The exhibition’s two sculptures, Untitled (Paddle with Bunnyheads and Mickey (1986–c.1994) and Untitled (Block with Bunny and Screw) (not dated), will make their first-ever public debut here. Bearing the artist’s signature drawing of a bunny head—the image that the artist used as a universal portrait or catchall to depict and unite otherwise disparate individuals—these objects can be understood as anointed by Johnson’s symbol and, thus, brought into the fold of the artist’s trove of meaningful things or ideas. An early practitioner of performance art akin to the style of Fluxus or Allan Kaprow’s happenings, Johnson would use objects such as cardboard boxes, wooden spools, or hotdogs to create temporal performance events that he called “nothings.”

In what many later considered his final performance work, on January 13, 1995, Johnson was witnessed diving off a bridge in Sag Harbor, Long Island, and backstroking out to sea. His body was later found, and it was determined that he had drowned. After his death, an extensive archive of Johnson’s work was found, meticulously organized in his home. Due to the unconventional and secretive nature of the artist’s practice during his lifetime, larger-scale exhibitions exploring and situating Johnson’s practice were near impossible. Posthumously, with exhibitions such as this one, Johnson can be understood as one of the major artistic innovators of the second half of the twentieth century.

Ray Johnson (b. 1927, Detroit, MI; d. 1995, Sag Harbor, NY) was a seminal pop art figure in the 1950s, early conceptualist, and mail-art pioneer. He studied at the Detroit Art Institute, MI and spent a summer in a drawing program at Ox-Bow School in Saugatuck, MI, an affiliate of the Art Institute of Chicago, IL before matriculating to Black Mountain College, NC. Johnson has been the subject of numerous exhibitions at museums and institutions, including The Morgan Library & Museum, New York, NY (2022); Art Institute of Chicago, Chicago, IL (2021); School of the Visual Arts, New York, NY (2019); The Institute of Contemporary Art, Boston, MA (2015); The Museum of Modern Art Library, New York, NY (2014); Berkley Art Museum, Berkley, CA (2012); Hessel Museum of Art, Bard College, Annandale-on-Hudson, NY (2012); National Museum of Contemporary Art, Oslo, Norway (2003); Whitney Museum of American Art, New York, NY (1999), and many more.
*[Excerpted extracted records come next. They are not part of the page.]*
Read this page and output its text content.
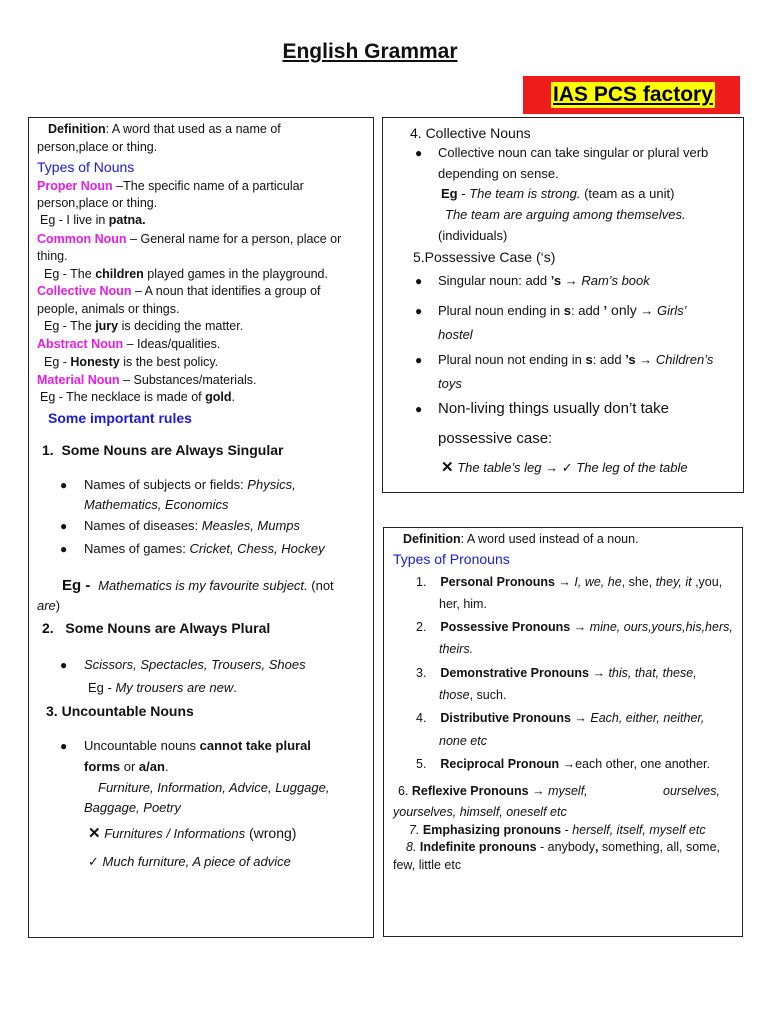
English Grammar
IAS PCS factory
Definition: A word that used as a name of
person,place or thing.
Types of Nouns
Proper Noun –The specific name of a particular
person,place or thing.
Eg - I live in patna.
Common Noun – General name for a person, place or
thing.
Eg - The children played games in the playground.
Collective Noun – A noun that identifies a group of
people, animals or things.
Eg - The jury is deciding the matter.
Abstract Noun – Ideas/qualities.
Eg - Honesty is the best policy.
Material Noun – Substances/materials.
Eg - The necklace is made of gold.
Some important rules
1. Some Nouns are Always Singular
● Names of subjects or fields: Physics,
Mathematics, Economics
● Names of diseases: Measles, Mumps
● Names of games: Cricket, Chess, Hockey
Eg -  Mathematics is my favourite subject. (not
are)
2. Some Nouns are Always Plural
● Scissors, Spectacles, Trousers, Shoes
Eg - My trousers are new.
3. Uncountable Nouns
● Uncountable nouns cannot take plural
forms or a/an.
Furniture, Information, Advice, Luggage,
Baggage, Poetry
✕ Furnitures / Informations (wrong)
✓ Much furniture, A piece of advice
4. Collective Nouns
● Collective noun can take singular or plural verb
depending on sense.
Eg - The team is strong. (team as a unit)
The team are arguing among themselves.
(individuals)
5.Possessive Case (‘s)
● Singular noun: add ’s → Ram’s book
● Plural noun ending in s: add ’ only → Girls’
hostel
● Plural noun not ending in s: add ’s → Children’s
toys
● Non-living things usually don’t take
possessive case:
✕ The table’s leg → ✓ The leg of the table
Definition: A word used instead of a noun.
Types of Pronouns
1. Personal Pronouns → I, we, he, she, they, it ,you,
her, him.
2. Possessive Pronouns → mine, ours,yours,his,hers,
theirs.
3. Demonstrative Pronouns → this, that, these,
those, such.
4. Distributive Pronouns → Each, either, neither,
none etc
5. Reciprocal Pronoun →each other, one another.
6. Reflexive Pronouns → myself,	ourselves,
yourselves, himself, oneself etc
7. Emphasizing pronouns - herself, itself, myself etc
8. Indefinite pronouns - anybody, something, all, some,
few, little etc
Johnson’s work is represented in the permanent collections of the Art Institute of Chicago, Chicago, IL; Berkley Art Museum, Berkley, CA; Denver Art Museum, Denver, CO; Hammer Museum, Los Angeles, CA; Hirshhorn Museum and Sculpture Garden, Washington, D.C.; Los Angeles County Museum of Art, Los Angeles, CA; Metropolitan Museum of Art, New York, NY; Museum of Modern Art, New York, NY; National Gallery of Art, Washington, D.C.; Philadelphia Museum of Art, PA; San Francisco Museum of Modern Art, CA; Tate Modern, London; Walker Art Center, MN; Whitney Museum of American Art, New York, NY; and many more.